A veteran reliability engineer suggested four articles to review when writing guidelines for on-call in the software business. We liked three of them.
Emel Gogrusoz, Director of Product Management for OpsGenie. Advice to Management Teams While Enrolling Changes to On-Call Systems. article
— transparency, training, maintenance of alerting and systems, review on-call reports
Cody Wilbourn. Sustainable On-Call. blog
— keep both frequency and volume of alerts in mind when grooming alerts.
Tammy Butow, Principal SRE, Gremlin. How to Establish a High Severity Incident Management Program blog
— this is a good-enough outline of ways to organize incident response teams.
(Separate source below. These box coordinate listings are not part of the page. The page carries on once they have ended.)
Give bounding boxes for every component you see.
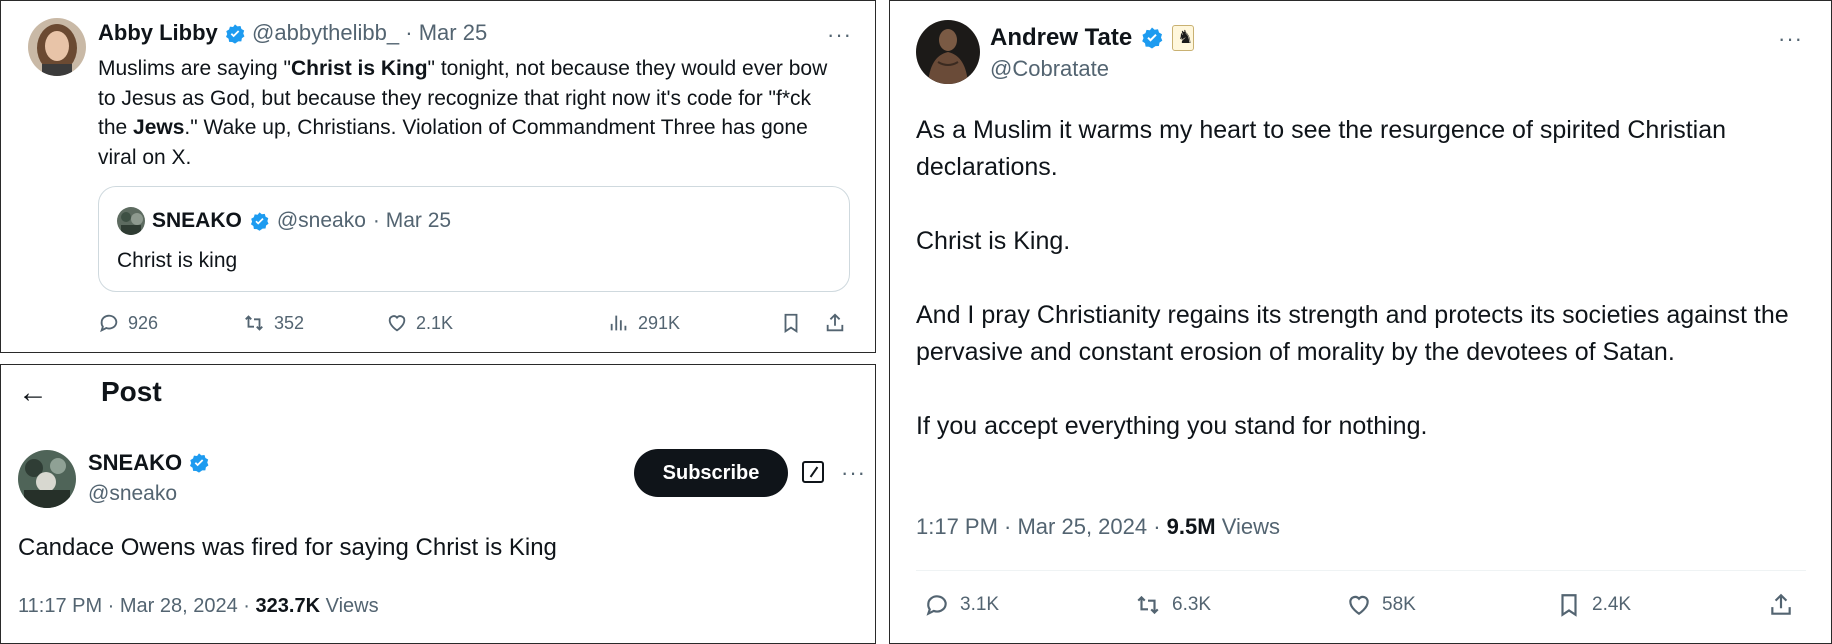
repost-icon bbox=[1137, 595, 1159, 615]
tweet-text: Muslims are saying " bbox=[98, 57, 292, 80]
divider bbox=[916, 570, 1806, 571]
verified-badge-icon bbox=[249, 211, 270, 232]
post-meta: 1:17 PM · Mar 25, 2024 · 9.5M Views bbox=[916, 514, 1280, 540]
bookmark-icon bbox=[1561, 594, 1577, 617]
post-body: As a Muslim it warms my heart to see the… bbox=[916, 112, 1816, 482]
verified-badge-icon bbox=[188, 452, 210, 474]
author-name-row: SNEAKO bbox=[88, 450, 210, 476]
like-count: 2.1K bbox=[416, 312, 454, 333]
repost-button[interactable]: 6.3K bbox=[1134, 592, 1211, 618]
author-handle[interactable]: @Cobratate bbox=[990, 56, 1109, 82]
views-label: Views bbox=[1215, 514, 1280, 539]
tweet-date[interactable]: · Mar 25 bbox=[405, 20, 487, 45]
post-paragraph: As a Muslim it warms my heart to see the… bbox=[916, 116, 1727, 181]
avatar-tate[interactable] bbox=[916, 20, 980, 84]
tweet-card-abby bbox=[0, 0, 876, 353]
verified-badge-icon bbox=[224, 23, 246, 45]
share-icon bbox=[826, 313, 844, 332]
more-icon[interactable]: ··· bbox=[1778, 28, 1803, 50]
bookmark-count: 2.4K bbox=[1592, 594, 1632, 615]
share-button[interactable] bbox=[1768, 592, 1794, 618]
like-icon bbox=[388, 315, 406, 332]
post-paragraph: Christ is King. bbox=[916, 227, 1071, 255]
repost-button[interactable]: 352 bbox=[242, 312, 304, 334]
tweet-header-abby: Abby Libby @abbythelibb_ · Mar 25 bbox=[98, 20, 487, 46]
reply-button[interactable]: 3.1K bbox=[924, 592, 999, 618]
avatar-abby-image bbox=[28, 18, 86, 76]
author-name[interactable]: Andrew Tate bbox=[990, 24, 1132, 52]
like-icon bbox=[1349, 595, 1369, 615]
avatar-abby[interactable] bbox=[28, 18, 86, 76]
post-paragraph: And I pray Christianity regains its stre… bbox=[916, 301, 1789, 366]
quoted-author-name: SNEAKO bbox=[152, 209, 242, 232]
author-name[interactable]: SNEAKO bbox=[88, 450, 182, 476]
quoted-tweet-body: Christ is king bbox=[117, 249, 238, 272]
post-timestamp[interactable]: 11:17 PM · Mar 28, 2024 · bbox=[18, 595, 256, 617]
back-arrow-icon[interactable]: ← bbox=[18, 378, 48, 408]
reply-button[interactable]: 926 bbox=[98, 312, 158, 334]
quoted-tweet-header: SNEAKO @sneako · Mar 25 bbox=[117, 207, 451, 235]
bookmark-button[interactable] bbox=[780, 312, 802, 334]
tweet-text: ." Wake up, Christians. Violation of Com… bbox=[98, 116, 808, 169]
post-paragraph: If you accept everything you stand for n… bbox=[916, 412, 1428, 440]
share-button[interactable] bbox=[824, 312, 846, 334]
like-count: 58K bbox=[1382, 594, 1416, 615]
views-count: 323.7K bbox=[255, 595, 321, 617]
reply-icon bbox=[100, 314, 118, 333]
post-timestamp[interactable]: 1:17 PM · Mar 25, 2024 · bbox=[916, 514, 1167, 539]
views-count: 291K bbox=[638, 312, 681, 333]
tweet-actions-abby: 926 352 2.1K 291K bbox=[98, 312, 850, 340]
affiliate-badge-icon[interactable]: ♞ bbox=[1172, 25, 1195, 51]
views-label: Views bbox=[320, 595, 379, 617]
bookmark-button[interactable]: 2.4K bbox=[1556, 592, 1631, 618]
quoted-author-handle: @sneako bbox=[276, 209, 366, 232]
quoted-tweet-date: · Mar 25 bbox=[372, 209, 452, 232]
avatar-sneako-small bbox=[117, 207, 145, 235]
badge-glyph: ♞ bbox=[1177, 27, 1194, 47]
edit-icon[interactable] bbox=[802, 461, 824, 483]
views-button[interactable]: 291K bbox=[608, 312, 680, 334]
post-meta: 11:17 PM · Mar 28, 2024 · 323.7K Views bbox=[18, 595, 379, 618]
like-button[interactable]: 2.1K bbox=[386, 312, 453, 334]
repost-count: 6.3K bbox=[1172, 594, 1212, 615]
post-body: Candace Owens was fired for saying Chris… bbox=[18, 534, 557, 561]
share-icon bbox=[1771, 593, 1791, 615]
quoted-tweet[interactable]: SNEAKO @sneako · Mar 25 Christ is king bbox=[98, 186, 850, 292]
verified-badge-icon bbox=[1140, 26, 1164, 50]
bookmark-icon bbox=[784, 313, 798, 333]
tweet-body-abby: Muslims are saying "Christ is King" toni… bbox=[98, 54, 838, 172]
like-button[interactable]: 58K bbox=[1346, 592, 1416, 618]
views-count: 9.5M bbox=[1166, 514, 1216, 539]
author-name[interactable]: Abby Libby bbox=[98, 20, 218, 45]
tweet-text-bold: Christ is King bbox=[291, 57, 428, 80]
repost-icon bbox=[245, 315, 263, 331]
post-actions-tate: 3.1K 6.3K 58K 2.4K bbox=[916, 592, 1806, 624]
reply-count: 3.1K bbox=[960, 594, 1000, 615]
more-icon[interactable]: ··· bbox=[827, 24, 852, 46]
views-icon bbox=[610, 315, 627, 331]
reply-count: 926 bbox=[128, 312, 159, 333]
author-handle[interactable]: @sneako bbox=[88, 482, 177, 506]
more-icon[interactable]: ··· bbox=[841, 462, 866, 484]
page-title: Post bbox=[101, 376, 162, 407]
reply-icon bbox=[926, 595, 947, 616]
avatar-sneako[interactable] bbox=[18, 450, 76, 508]
avatar-tate-image bbox=[916, 20, 980, 84]
avatar-sneako-image bbox=[18, 450, 76, 508]
subscribe-button[interactable]: Subscribe bbox=[634, 449, 788, 497]
author-handle[interactable]: @abbythelibb_ bbox=[252, 20, 399, 45]
repost-count: 352 bbox=[274, 312, 305, 333]
author-name-row: Andrew Tate ♞ bbox=[990, 24, 1195, 52]
tweet-text-bold: Jews bbox=[133, 116, 185, 139]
A decent place to start for establishing severity levels, roles of commander and tech lead, and similar.
.
Clear guidelines about other work when on-call. Don't try to code the same day you're on-call. Encourage rest for engineers following nighttime pages.
Develop a training plan for on-call responsibilities.
A healthy on-call system can only exist if improved constantly by fine-tuning processes and systems. Remove noisy alerts. Keep only alerts that are actionable by the person paged for the alert. Update runbooks as the systems change. Teams should monitor their on-call & alert reports to identify systems that need operational improvements.
Management guidance: review on-call reports to monitor for burnout; arrange means to hear feedback from on-call people and respond quickly to requested changes.
Frequency and Volume are key categories of on-call stressors. Reduce frequency by having a larger group of people in the on-call rotation and by ruthlessly grooming alerts to keep only actionable alerts. Alert volume requires attention to the human-computer coordination.
"The on-call culture has to understand that people are delivering the software, and people maintain the software. High quality software demands high quality operations."
"On-call really gets to customer needs and maintaining your software."
Managers should know when their team members were paged. Managers should go out of their way with gratitude for the impact on family and personal life.
.
Something is missing from some of these articles. We need to emphasize that all of these stories about on-call processes and structures are useful fictions.
Real incidents are messy and do not conform to one model of an incident lifecycle. But learning how to respond during incidents is greatly aided by pretending there is such a lifecycle.